Ironia della sorte, Zoom sta proprio pagando il prezzo dei dipendenti che tornano in sede. Milioni di aziende, infatti, durante la pandemia di Covid-19 hanno lavorato a distanza utilizzando la piattaforma di videoconferenze. Superata l'emergenza è iniziata una modalità ibrida, molti lavoratori sono rientrati in sede, e così le entrate di Zoom sono diminuite. L'azienda infatti ha licenziato circa 1.300 dipendenti a febbraio, anche il fondatore e CEO Eric Yuan ha subito una temporanea riduzione della retribuzione.

Perché i datori di lavoro vogliono i dipendenti in sede

Un sondaggio condotto nel 2022 dall'azienda aveva rilevato che il 69% dei dipendenti considerava importante poter scegliere se lavorare a remoto o in sede, non solo, il 54% ha affermato che avrebbe cercato un nuovo lavoro se non fosse stato possibile scegliere una soluzione a distanza. Eppure i datori di lavoro hanno paura che il rendimento cali se si lavora sulla scrivania di casa propria.

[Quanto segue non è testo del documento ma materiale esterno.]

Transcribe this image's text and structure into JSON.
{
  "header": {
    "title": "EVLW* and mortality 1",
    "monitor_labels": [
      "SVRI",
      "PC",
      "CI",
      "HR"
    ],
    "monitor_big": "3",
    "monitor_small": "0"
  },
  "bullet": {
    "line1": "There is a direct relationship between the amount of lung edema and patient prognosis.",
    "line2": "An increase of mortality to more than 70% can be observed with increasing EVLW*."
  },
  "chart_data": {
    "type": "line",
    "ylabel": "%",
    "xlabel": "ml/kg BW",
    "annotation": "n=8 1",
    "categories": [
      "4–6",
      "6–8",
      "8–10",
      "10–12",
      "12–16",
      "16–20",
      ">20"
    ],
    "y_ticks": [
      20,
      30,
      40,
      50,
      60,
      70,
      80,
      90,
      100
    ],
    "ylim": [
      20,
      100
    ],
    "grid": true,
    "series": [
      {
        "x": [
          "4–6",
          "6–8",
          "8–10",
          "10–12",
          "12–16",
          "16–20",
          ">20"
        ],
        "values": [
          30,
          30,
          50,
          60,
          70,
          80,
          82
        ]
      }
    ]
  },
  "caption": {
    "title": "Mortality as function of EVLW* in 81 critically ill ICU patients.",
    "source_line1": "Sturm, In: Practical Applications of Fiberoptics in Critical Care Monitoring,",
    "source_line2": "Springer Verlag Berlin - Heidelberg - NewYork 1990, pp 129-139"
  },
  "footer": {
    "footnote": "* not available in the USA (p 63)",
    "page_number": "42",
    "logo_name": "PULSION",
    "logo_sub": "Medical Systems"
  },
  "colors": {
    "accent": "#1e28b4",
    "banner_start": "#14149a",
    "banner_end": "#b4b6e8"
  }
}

Natalia Emanuel della Federal Reserve Bank di New York ed Emma Harrington dell'Università dell'Iowa hanno condotto uno studio dimostrando che la produttività dei lavoratori di un call center statunitense è diminuita quando hanno iniziato a lavorare da remoto. Un altro studio condotto da Amanda Pallais di Harvard ha scoperto che "sedersi vicino ai colleghi aumenta quanto gli junior possono imparare qualcosa dai senior". La soluzione però non è vietare il lavoro a distanza. Non è necessario adottare un monitoraggio invasivo delle sequenze di tasti o altri presunti indicatori di produttività. José María Barrero, professore dell'Instituto Tecnológico Autónomo del México per la divisione di amministrazione aziendale e contabilità a Città del Messico, ha spiegato al New York Times: "In realtà quello che devi fare è dare ai dipendenti la capacità e l'incentivo per svolgere bene il proprio lavoro e in modo tempestivo. Bisogna monitorare il loro output, non il loro input."